The pedagogy of comparative advantage

What does the theory of comparative advantage (or see the Wikipedia entry) actually predict?

1. Every person will trade with every other person in the world.  This is clearly false, although it would seem to follow from some presentations of the concept.

2. In a world of only two people, they will probably trade with each other.  This is very likely true (especially if they are both "hot"), though not certain at the theoretical level.

3. Everyone will trade with at least someone.  Whoop-dee-doo. 

Worse, #3 is not even true.

The key counterexample is animals.  They have well-defined preferences, downward-sloping demand curves, demand for multiple commodities (if only both food and water, plus of course sex), and differential abilities.  Yet most animals don’t trade with any other animals.
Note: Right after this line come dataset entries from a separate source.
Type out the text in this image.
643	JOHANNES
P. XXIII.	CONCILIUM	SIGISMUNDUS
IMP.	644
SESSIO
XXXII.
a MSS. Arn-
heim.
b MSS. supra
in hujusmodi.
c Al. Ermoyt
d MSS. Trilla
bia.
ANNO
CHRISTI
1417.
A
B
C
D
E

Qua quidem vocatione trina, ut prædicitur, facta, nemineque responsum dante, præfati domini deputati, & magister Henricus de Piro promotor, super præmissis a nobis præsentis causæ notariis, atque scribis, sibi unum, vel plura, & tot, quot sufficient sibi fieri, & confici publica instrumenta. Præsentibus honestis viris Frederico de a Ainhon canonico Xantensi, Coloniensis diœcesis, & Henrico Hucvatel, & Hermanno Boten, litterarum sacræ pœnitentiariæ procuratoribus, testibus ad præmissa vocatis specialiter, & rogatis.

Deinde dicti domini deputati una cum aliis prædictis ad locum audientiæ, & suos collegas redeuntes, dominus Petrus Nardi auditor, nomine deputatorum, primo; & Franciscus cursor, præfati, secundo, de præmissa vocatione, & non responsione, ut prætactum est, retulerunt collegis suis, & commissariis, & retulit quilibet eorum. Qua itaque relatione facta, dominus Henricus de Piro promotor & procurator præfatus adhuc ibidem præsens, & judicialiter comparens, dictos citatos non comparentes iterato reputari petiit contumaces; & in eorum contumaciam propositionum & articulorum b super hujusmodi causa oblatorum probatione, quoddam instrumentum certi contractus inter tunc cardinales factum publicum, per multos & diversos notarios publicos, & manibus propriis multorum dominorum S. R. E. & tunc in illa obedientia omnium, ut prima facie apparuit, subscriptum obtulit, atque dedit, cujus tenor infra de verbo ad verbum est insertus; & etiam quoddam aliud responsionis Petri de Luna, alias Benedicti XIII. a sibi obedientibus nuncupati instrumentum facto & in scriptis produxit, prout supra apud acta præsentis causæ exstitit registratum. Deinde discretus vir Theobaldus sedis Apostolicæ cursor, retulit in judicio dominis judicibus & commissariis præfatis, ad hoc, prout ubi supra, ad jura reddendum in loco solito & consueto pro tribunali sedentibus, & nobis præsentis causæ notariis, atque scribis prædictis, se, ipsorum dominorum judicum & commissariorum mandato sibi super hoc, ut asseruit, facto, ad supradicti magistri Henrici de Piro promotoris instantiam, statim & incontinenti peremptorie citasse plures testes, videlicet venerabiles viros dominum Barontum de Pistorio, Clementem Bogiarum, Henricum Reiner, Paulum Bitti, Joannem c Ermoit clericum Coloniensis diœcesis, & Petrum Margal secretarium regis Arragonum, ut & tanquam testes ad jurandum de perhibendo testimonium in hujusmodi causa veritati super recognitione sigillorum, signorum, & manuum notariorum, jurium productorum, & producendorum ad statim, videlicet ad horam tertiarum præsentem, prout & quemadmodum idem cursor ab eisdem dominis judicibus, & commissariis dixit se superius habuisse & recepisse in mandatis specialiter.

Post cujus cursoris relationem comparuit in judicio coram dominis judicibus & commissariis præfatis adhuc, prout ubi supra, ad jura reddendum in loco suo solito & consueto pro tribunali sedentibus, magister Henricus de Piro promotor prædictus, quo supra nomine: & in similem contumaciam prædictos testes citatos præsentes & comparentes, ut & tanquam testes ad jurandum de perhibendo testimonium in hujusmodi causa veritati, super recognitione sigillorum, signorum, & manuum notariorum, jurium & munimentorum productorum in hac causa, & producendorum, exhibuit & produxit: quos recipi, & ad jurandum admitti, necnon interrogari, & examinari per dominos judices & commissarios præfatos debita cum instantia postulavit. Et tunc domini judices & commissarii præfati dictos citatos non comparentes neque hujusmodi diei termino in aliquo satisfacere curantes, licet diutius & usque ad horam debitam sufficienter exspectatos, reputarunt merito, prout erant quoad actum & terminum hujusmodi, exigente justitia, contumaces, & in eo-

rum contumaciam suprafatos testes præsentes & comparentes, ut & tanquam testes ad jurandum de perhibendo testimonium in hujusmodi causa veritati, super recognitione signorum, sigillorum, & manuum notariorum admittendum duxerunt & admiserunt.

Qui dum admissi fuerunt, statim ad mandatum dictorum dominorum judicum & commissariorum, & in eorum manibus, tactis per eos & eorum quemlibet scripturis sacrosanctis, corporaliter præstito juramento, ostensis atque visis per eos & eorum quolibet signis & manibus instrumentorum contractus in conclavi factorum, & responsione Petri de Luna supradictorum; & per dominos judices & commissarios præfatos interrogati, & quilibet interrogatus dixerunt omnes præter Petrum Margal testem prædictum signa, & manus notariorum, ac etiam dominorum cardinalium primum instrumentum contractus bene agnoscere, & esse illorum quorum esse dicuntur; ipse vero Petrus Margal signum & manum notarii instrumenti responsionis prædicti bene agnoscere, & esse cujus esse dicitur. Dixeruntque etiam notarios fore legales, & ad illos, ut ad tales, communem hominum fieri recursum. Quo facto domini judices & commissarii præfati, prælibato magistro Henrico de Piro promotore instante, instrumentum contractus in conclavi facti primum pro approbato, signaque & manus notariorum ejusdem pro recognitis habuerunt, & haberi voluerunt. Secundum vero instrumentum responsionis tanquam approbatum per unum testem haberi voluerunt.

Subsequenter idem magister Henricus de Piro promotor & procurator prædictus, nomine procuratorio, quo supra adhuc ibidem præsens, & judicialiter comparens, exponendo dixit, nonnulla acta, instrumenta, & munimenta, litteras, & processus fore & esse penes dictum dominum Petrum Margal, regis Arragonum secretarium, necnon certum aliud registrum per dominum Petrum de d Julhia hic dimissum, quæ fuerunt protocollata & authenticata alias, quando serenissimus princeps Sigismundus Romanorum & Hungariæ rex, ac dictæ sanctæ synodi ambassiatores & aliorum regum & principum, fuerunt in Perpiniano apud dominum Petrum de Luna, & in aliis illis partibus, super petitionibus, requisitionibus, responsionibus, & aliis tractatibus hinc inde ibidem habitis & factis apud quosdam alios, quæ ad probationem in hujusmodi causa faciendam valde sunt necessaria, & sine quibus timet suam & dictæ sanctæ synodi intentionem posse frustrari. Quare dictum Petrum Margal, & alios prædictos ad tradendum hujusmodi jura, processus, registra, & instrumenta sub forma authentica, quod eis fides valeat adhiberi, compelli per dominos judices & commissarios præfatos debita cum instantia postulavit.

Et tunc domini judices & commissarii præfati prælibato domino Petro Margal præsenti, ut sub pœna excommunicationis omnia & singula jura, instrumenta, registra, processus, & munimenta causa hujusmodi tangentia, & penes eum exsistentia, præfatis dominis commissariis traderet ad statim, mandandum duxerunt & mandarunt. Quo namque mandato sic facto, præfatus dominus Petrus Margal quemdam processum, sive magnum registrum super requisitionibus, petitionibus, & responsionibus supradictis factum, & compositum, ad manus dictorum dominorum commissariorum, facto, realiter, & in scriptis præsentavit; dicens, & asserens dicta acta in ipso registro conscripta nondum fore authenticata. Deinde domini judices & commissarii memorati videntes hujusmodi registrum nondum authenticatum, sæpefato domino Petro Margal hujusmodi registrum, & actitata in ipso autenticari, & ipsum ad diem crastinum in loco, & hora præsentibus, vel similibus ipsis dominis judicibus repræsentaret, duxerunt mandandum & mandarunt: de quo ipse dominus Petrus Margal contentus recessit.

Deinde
Why not?  There are high fixed costs to trading at all.  Most animals can’t overcome those costs.  They aren’t smart enough.  Lack of opposable thumbs, or lack of extended long-term trust, are other obstacles, not to mention "fear of being eaten."  There is nothing in a Walrasian model to rule out q = 0 no matter what kind of critters are walking around.

In human communities there will be much more trade than we find amongst the eagles.  But the theory of comparative advantage deflects our attention away from the fixed costs of trading.  As a result, many people overestimate the benefits that free trade (which, I might add, I fully favor) will bring to the developing world.  And they underestimate the importance of those fixed costs of trading in holding nations — and people — back from a better future.